Rob St John
Rob St John is an artist and cultural geographer, based in rural Lancashire, UK. His practice is focused on the blurrings of nature and culture in contemporary landscapes. He works primarily across sound, moving image, installation and film photography. His work, usually based on slow, sustained periods of sited fieldwork, has been shown/heard at Tate Modern (London), Victoria and Albert Museum (London), The Barbican (London), The Lighthouse (Glasgow), Edinburgh Sculpture Workshop, and many others. He has variously produced, edited and contributed to numerous publications, both artistic and academic
robstjohn.co.uk
Örö
2021
This installation film was shot over two Öres residency periods, in January 2016 and June 2017. It combines a series of paired ‘stilled films’ with field recordings made with binaural, contact and hydrophone microphones; and sonifications of 1500 year Baltic sediment core data, eutrophication and hypoxia patterns in the Archipelago Sea, and photosynthesis fluctuations in island trees; and is produced with convolution reverbs created in various island spaces.
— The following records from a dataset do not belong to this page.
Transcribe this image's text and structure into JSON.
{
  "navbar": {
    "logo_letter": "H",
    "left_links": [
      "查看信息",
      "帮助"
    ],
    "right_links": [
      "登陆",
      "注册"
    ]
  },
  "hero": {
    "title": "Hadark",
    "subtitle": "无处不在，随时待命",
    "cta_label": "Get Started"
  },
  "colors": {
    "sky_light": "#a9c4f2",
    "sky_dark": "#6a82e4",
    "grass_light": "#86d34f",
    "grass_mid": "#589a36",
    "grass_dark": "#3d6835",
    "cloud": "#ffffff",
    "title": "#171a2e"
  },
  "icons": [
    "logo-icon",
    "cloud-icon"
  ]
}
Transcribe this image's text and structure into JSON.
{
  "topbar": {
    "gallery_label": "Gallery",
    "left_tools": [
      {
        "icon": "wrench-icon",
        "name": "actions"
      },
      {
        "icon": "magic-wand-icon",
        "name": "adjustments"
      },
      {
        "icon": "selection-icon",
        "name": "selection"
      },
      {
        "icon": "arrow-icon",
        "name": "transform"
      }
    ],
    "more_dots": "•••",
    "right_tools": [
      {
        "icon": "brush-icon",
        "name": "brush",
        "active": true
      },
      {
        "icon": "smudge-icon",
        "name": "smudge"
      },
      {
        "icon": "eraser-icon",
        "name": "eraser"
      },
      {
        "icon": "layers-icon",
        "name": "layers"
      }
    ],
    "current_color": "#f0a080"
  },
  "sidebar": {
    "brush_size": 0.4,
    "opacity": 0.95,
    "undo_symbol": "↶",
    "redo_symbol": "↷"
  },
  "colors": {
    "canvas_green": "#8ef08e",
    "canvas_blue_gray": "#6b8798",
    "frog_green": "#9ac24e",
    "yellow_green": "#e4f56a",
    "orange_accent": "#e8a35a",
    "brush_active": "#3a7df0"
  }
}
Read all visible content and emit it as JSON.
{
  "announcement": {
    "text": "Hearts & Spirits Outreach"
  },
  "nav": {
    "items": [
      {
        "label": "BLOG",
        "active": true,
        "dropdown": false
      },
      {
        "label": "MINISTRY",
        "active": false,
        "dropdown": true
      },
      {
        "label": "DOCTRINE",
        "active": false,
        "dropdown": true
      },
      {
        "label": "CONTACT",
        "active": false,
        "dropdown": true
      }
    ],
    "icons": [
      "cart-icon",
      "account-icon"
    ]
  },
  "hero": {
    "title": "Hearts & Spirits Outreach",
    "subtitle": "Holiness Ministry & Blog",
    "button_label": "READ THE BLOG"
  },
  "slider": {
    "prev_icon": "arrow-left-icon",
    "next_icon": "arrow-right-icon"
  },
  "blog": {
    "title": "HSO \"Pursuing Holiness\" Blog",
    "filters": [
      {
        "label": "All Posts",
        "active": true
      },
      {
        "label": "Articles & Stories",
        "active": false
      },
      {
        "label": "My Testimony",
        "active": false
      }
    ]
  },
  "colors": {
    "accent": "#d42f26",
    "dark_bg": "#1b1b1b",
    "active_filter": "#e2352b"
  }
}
My intention in making this film is that whilst it provides a high-resolution document of an island ‘on the turn’, its knotted spatialities and temporalities also provide an imaginative space for thinking with the complex tangles of human and non-human lives in our contemporary worlds. By suggesting visual and sonic resonances and dissonances across scales, materials and lifeworlds, I hope the film might prompt new imaginaries of interconnection and interdependence, not only in this patterned ground landscape, cycling through ruin and regrowth, but also in its diverse links to the wider world. What future trajectories might this island assemblage take; how might we attentively and creatively document its potentials and transformations; and what are our roles in its ongoing care and stewardship?